C'est une question que je me suis souvent posée et que certains m'ont poseé, parfois. Je crois avant toute chose qu'il y a plusieurs façons d'aborder la maladie. La première étape est bien évidemment l'annonce de la maladie. Ce moment où le médecin va faire basculer ta vie. À jamais. Personnellement, à l'époque je me suis prise cette nouvelle en pleine gueule, c'est vrai. Avec cette incapacité à me projeter réellement dans l'avenir dans la mesure où c'est une maladie évolutive et que personne ne savait réellement me dire comment les choses allaient évoluer dans le temps.
Soyons clairs, depuis presque vingt ans maintenant, elle a bien évolué. J'ai traversé des périodes vraiment difficiles. De grandes périodes de doute, de peur. De désespoir, même. Ne pas savoir de quoi demain sera fait est profondément inconfortable. Bien sûr de grandes questions m'ont traversé l'esprit : Pourquoi cela m'arrive à moi ? Pourquoi maintenant ? Qu'ai-je fait de mal ? Et j'en passe. Ces questions restent bien évidemment sans réponse.
Les années ont passé et petit à petit, la maladie a occupé une place de plus en plus importante dans ma vie. Je n'ai pas pu lutter contre l'évolution de la maladie. C'était bien sûr un combat perdu d'avance. J'ai d'ailleurs mis un peu de temps avant de le comprendre et de l'accepter. Par contre, j'ai la sensation d'avoir eu à me battre contre toutes les mauvaises choses qu'elle m'a apportées à certaines périodes de ma vie. Par exemple, l'arrivée du fauteuil roulant a été une réelle épreuve. Douloureuse. Comme une étape irréversible vers une nouvelle personne. La personne assise, qui ne sera plus jamais debout. Ne marchera plus, jamais. Selon moi, cette étape m'a profondément changée. Rien ne serait plus comme avant, je le savais au fond de moi.

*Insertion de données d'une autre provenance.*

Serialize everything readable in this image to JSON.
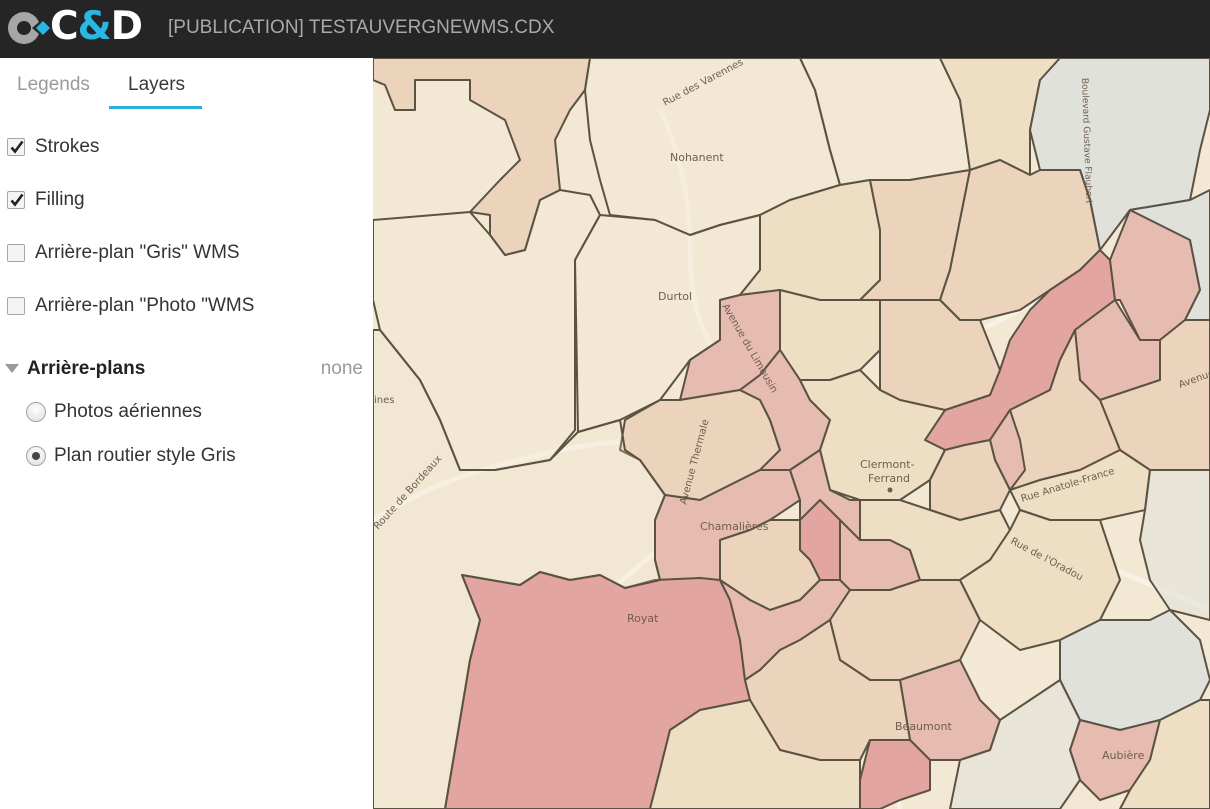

Chaque personne a sa propre façon de voir les choses. De vivre les choses. Il n'y a pas une seule et unique façon de vivre avec la maladie. Tout cela est lié au caractère, au tempérament. Lié aussi à la façon dont on est entouré, bien sûr. Pour ma part, j'ai eu la chance d'avoir autour de moi des gens qui m'ont plutôt encouragée. Qui m'ont poussée à réaliser mes projets et à ne pas me freiner parce que j'étais malade. J'ai appris très vite que rien n'est impossible. À force de volonté, chaque rêve est accessible. À tout le monde, quelque soit sa condition physique.
Aujourd'hui, je sais que j'ai accepté le fait que la maladie fait partie de ma vie. De moi. Elle est partie intégrante de mon quotidien. Indissociable. Pas un jour ne se passe sans que je ne doive vivre avec. C'est un fait. J'ai cependant appris à vivre sereinement, malgré la maladie. Elle ne m'a jamais empêchée de réaliser mes projets. D'atteindre mes rêves. J'ai l'impression qu'elle m'a rendue plus forte, plus solide. Elle m'a ouvert les yeux sur la valeur de la vie. La valeur de chaque journée que l'on a la chance de vivre. Elle m'a appris à profiter de chaque petits instants de bonheur, de magie, quand ils se présentent. En ça, je crois que la maladie a fait de moi quelqu'un de meilleur, de plus ouvert. En tout cas, j'aime le penser.
Par contre, je sais aussi que je n'ai pas accepté la maladie en tant que telle. Autant j'ai appris à vivre avec, autant je n'accepte pas forcément bien le fait que cela me soit tombé dessus. Le fait de ne pas l'accepter implique de me battre chaque jour. D'une certaine manière, cela est devenu un moteur pour moi au quotidien. Me battre pour que la maladie ne m'empêche jamais de vivre ma vie comme je l'entends. De me battre chaque jour pour qu'elle ne me vole pas ma liberté. Ma liberté de vivre, de penser, de m'exprimer. D'être entendue, malgré tout. Si j'arrête de me battre, je me meurs. De ça, je suis intimement convaincue. Je ne veux pas laisser la maladie gagner. Elle n'aura pas raison de moi. Jamais. La vie est bien trop courte pour se laisser abattre...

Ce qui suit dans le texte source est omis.